SEPERTI kemarin-kemarin, kami lepas anak kami di depan pintu. "Aku berangkat, Ayah, Ibu," katanya. "Berangkatlah, Nak," jawab kami. Seperti kemarin-kemarin, istriku membungkuk membantu menyandangkan tas ransel besar di punggung yang kecil, lalu berkata, "Hati-hati, Nak." Anak kami menjawab, "Aku akan hati-hati, Bu."
"Dadah."
"Dadah."
Anak kami membalikkan tubuh, lalu melangkah, tak menoleh-noleh lagi. Sampai berada di luar pagar, sampai sosok kecil itu lenyap membelok ke jalan utama kompleks kira-kira seratus meter di ujung gang, tak putus-putus kami ikuti dengan tatapan. Tatapan yang selalu diakhiri dengan gumam, desah, hela napas panjang. Lalu, sesudahnya, kami saling pandang. Tubuh kecil itu. Tas ransel besar itu....
***
TUBUH kecil itu, tas ransel besar itu...seperti kemarin-kemarin, ke sanalah pikiran kami tak henti tertuju.
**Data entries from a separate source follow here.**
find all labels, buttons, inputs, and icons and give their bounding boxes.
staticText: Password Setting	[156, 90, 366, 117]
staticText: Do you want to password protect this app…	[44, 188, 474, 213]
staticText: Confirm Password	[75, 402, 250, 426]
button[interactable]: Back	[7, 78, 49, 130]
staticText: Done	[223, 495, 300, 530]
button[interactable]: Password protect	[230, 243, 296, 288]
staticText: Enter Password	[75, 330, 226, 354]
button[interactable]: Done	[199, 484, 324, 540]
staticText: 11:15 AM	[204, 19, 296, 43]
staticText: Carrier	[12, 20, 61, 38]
Tentu, tentu pula kami disibukkan oleh pekerjaan masing-masing. Tetapi, pekerjaan yang itu-itu saja setiap hari berulang-ulang selalu sama, seolah tak lagi butuh pikiran kami untuk juga ikut bekerja. Maka tubuh kecil itu, tas ransel besar itu, bagai terus ada dan tampak nyata walau kami entah tengah sedang mengapa. Sampai siang, sampai sore, saat sosok itu kembali betul-betul ada, betul-betul nyata, ketika ia pulang, nongol di pintu seraya menyapa.
"Selamat sore Ayah, selamat sore Ibu, aku pulang."
"Selamat sore, Nak. Adakah kamu baik-baik saja?"
"Aku baik-baik saja Ayah, aku baik-baik saja Ibu." Lalu, bergegas ia ke kamar. Ingin kami lanjutkan kalimat kami dengan, "Bekalmu, adakah kamu makan Nak? Kamu tidak lupa kan?" Tetapi, kami sudah tahu ia bakal menjawab, "Ada Yah, ada Bu, aku tidak lupa." Akan kami katakan agar ia mengeluarkan lalu meletakkan bekas tempat bekalnya, tapi telah lebih dulu ia muncul dari kamar menjinjing bekas tempat bekalnya lalu meletakkan di tempat biasa. Akan kami ingatkan agar ia istirahat sebentar dan kemudian mandi, tetapi belum sempat itu kami katakan ia telah kembali mencelat dari kamarnya, melesat ke kamar mandi.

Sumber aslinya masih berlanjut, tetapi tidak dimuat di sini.